Wissen sollte man auch, daß Autos, die breiter als zwei Meter sind, die linke Fahrspur im Bereich von Baustellen meiden müssen. Schon ein Golf IV ist zu breit. Doch viele Autofahrer orientieren sich an den Angaben in den Fahrzeugpapieren, wo die Breite ohne Außenspiegel angegeben ist – für die linke Fahrspur gilt aber die reale Fahrzeugbreite, also mit Spiegel.

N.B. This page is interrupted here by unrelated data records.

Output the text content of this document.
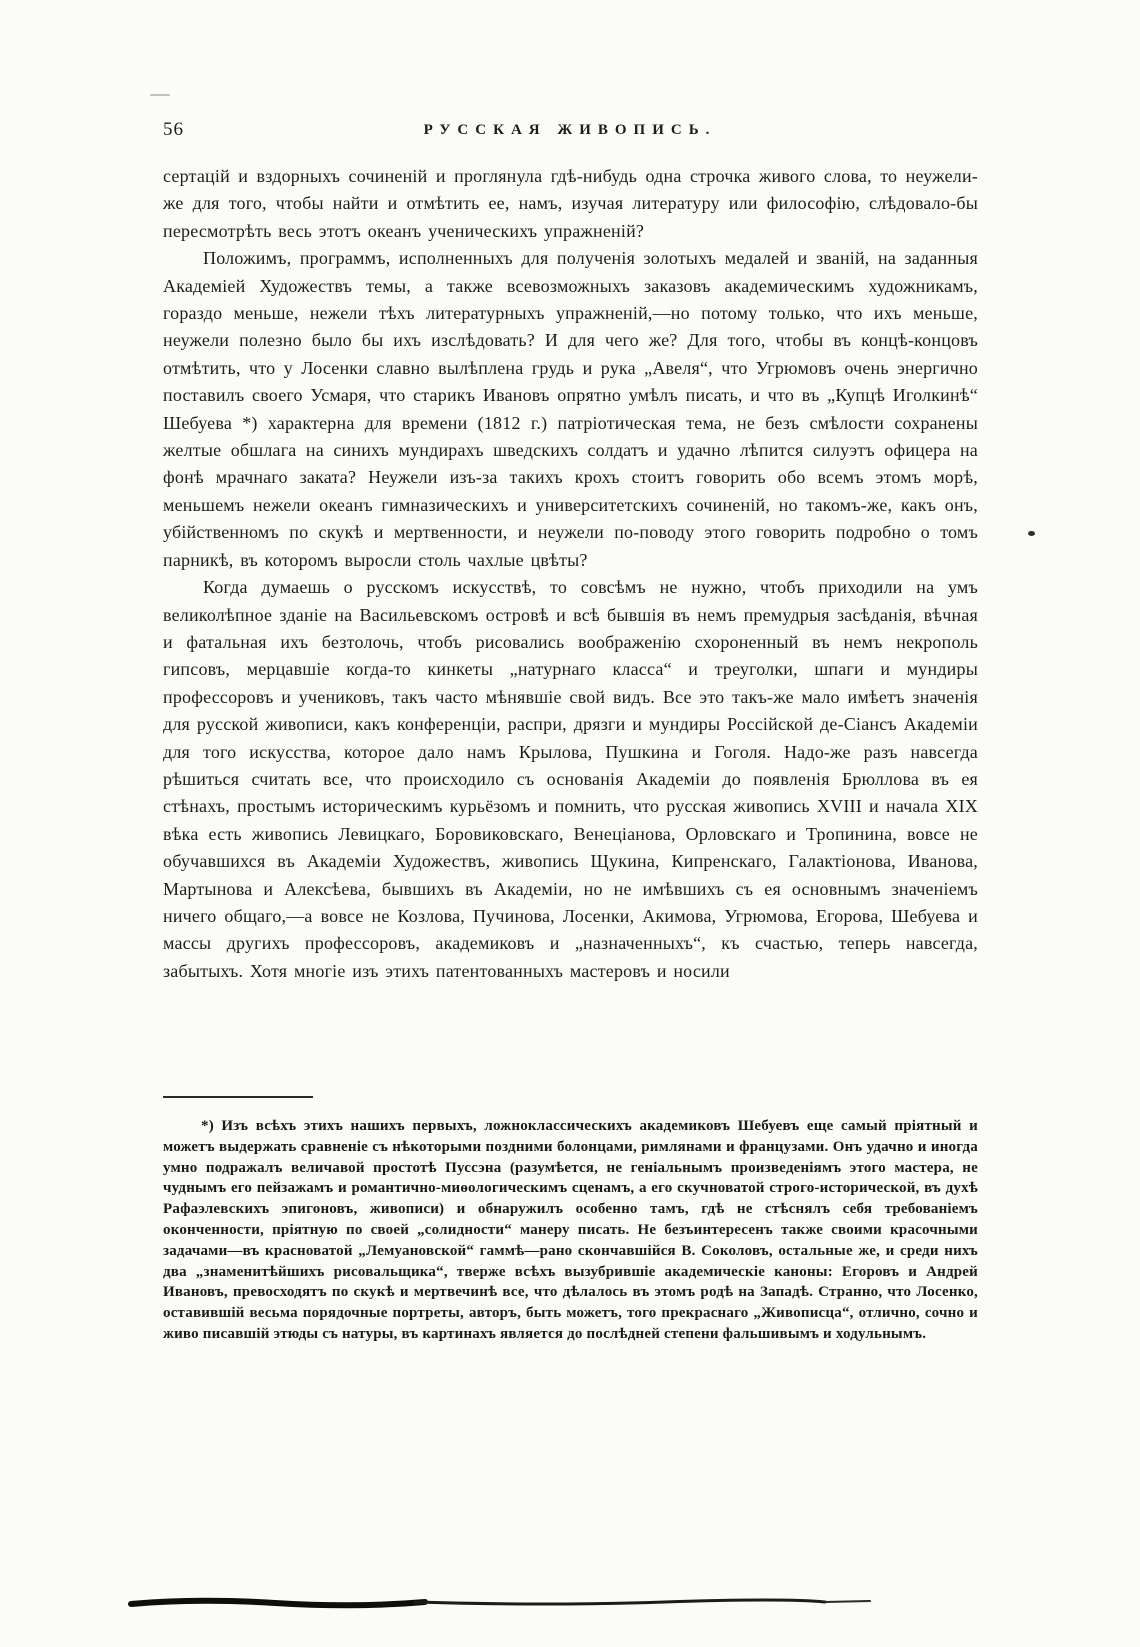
56	РУССКАЯ ЖИВОПИСЬ.

сертацій и вздорныхъ сочиненій и проглянула гдѣ-нибудь одна строчка живого слова, то неужели-же для того, чтобы найти и отмѣтить ее, намъ, изучая литературу или философію, слѣдовало-бы пересмотрѣть весь этотъ океанъ ученическихъ упражненій?

Положимъ, программъ, исполненныхъ для полученія золотыхъ медалей и званій, на заданныя Академіей Художествъ темы, а также всевозможныхъ заказовъ академическимъ художникамъ, гораздо меньше, нежели тѣхъ литературныхъ упражненій,—но потому только, что ихъ меньше, неужели полезно было бы ихъ изслѣдовать? И для чего же? Для того, чтобы въ концѣ-концовъ отмѣтить, что у Лосенки славно вылѣплена грудь и рука „Авеля“, что Угрюмовъ очень энергично поставилъ своего Усмаря, что старикъ Ивановъ опрятно умѣлъ писать, и что въ „Купцѣ Иголкинѣ“ Шебуева *) характерна для времени (1812 г.) патріотическая тема, не безъ смѣлости сохранены желтые обшлага на синихъ мундирахъ шведскихъ солдатъ и удачно лѣпится силуэтъ офицера на фонѣ мрачнаго заката? Неужели изъ-за такихъ крохъ стоитъ говорить обо всемъ этомъ морѣ, меньшемъ нежели океанъ гимназическихъ и университетскихъ сочиненій, но такомъ-же, какъ онъ, убійственномъ по скукѣ и мертвенности, и неужели по-поводу этого говорить подробно о томъ парникѣ, въ которомъ выросли столь чахлые цвѣты?

Когда думаешь о русскомъ искусствѣ, то совсѣмъ не нужно, чтобъ приходили на умъ великолѣпное зданіе на Васильевскомъ островѣ и всѣ бывшія въ немъ премудрыя засѣданія, вѣчная и фатальная ихъ безтолочь, чтобъ рисовались воображенію схороненный въ немъ некрополь гипсовъ, мерцавшіе когда-то кинкеты „натурнаго класса“ и треуголки, шпаги и мундиры профессоровъ и учениковъ, такъ часто мѣнявшіе свой видъ. Все это такъ-же мало имѣетъ значенія для русской живописи, какъ конференціи, распри, дрязги и мундиры Россійской де-Сіансъ Академіи для того искусства, которое дало намъ Крылова, Пушкина и Гоголя. Надо-же разъ навсегда рѣшиться считать все, что происходило съ основанія Академіи до появленія Брюллова въ ея стѣнахъ, простымъ историческимъ курьёзомъ и помнить, что русская живопись XVIII и начала XIX вѣка есть живопись Левицкаго, Боровиковскаго, Венеціанова, Орловскаго и Тропинина, вовсе не обучавшихся въ Академіи Художествъ, живопись Щукина, Кипренскаго, Галактіонова, Иванова, Мартынова и Алексѣева, бывшихъ въ Академіи, но не имѣвшихъ съ ея основнымъ значеніемъ ничего общаго,—а вовсе не Козлова, Пучинова, Лосенки, Акимова, Угрюмова, Егорова, Шебуева и массы другихъ профессоровъ, академиковъ и „назначенныхъ“, къ счастью, теперь навсегда, забытыхъ. Хотя многіе изъ этихъ патентованныхъ мастеровъ и носили

*) Изъ всѣхъ этихъ нашихъ первыхъ, ложноклассическихъ академиковъ Шебуевъ еще самый пріятный и можетъ выдержать сравненіе съ нѣкоторыми поздними болонцами, римлянами и французами. Онъ удачно и иногда умно подражалъ величавой простотѣ Пуссэна (разумѣется, не геніальнымъ произведеніямъ этого мастера, не чуднымъ его пейзажамъ и романтично-миѳологическимъ сценамъ, а его скучноватой строго-исторической, въ духѣ Рафаэлевскихъ эпигоновъ, живописи) и обнаружилъ особенно тамъ, гдѣ не стѣснялъ себя требованіемъ оконченности, пріятную по своей „солидности“ манеру писать. Не безъинтересенъ также своими красочными задачами—въ красноватой „Лемуановской“ гаммѣ—рано скончавшійся В. Соколовъ, остальные же, и среди нихъ два „знаменитѣйшихъ рисовальщика“, тверже всѣхъ вызубрившіе академическіе каноны: Егоровъ и Андрей Ивановъ, превосходятъ по скукѣ и мертвечинѣ все, что дѣлалось въ этомъ родѣ на Западѣ. Странно, что Лосенко, оставившій весьма порядочные портреты, авторъ, быть можетъ, того прекраснаго „Живописца“, отлично, сочно и живо писавшій этюды съ натуры, въ картинахъ является до послѣдней степени фальшивымъ и ходульнымъ.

Für Staus auf Autobahnen sind Baustellen nur zu 15 Prozent verantwortlich. Der Eindruck, daß gerade in der Ferienzeit viel auf Autobahnen gebaut wird, trügt nicht, im Gegenteil, die Bauarbeiten werden teils gezielt in dieser Zeit verrichtet, da dann weniger Verkehr unterwegs ist. Immer wieder ziehen sich die Bauarbeiter den Unmut der Autofahrer zu. Die Autoclubzeitschrift „ACE Lenkrad“ berichtet sogar davon, daß Straßenwärter von Autofahrern beschimpft und sogar bespuckt werden, weil es so langsam vorangeht. Als ob das die Verantwortlichen wären – und selbst wenn. Dabei ist die Arbeit an den Autobahnen so schon extrem gefährlich. Auch hier gilt: Fair geht vor.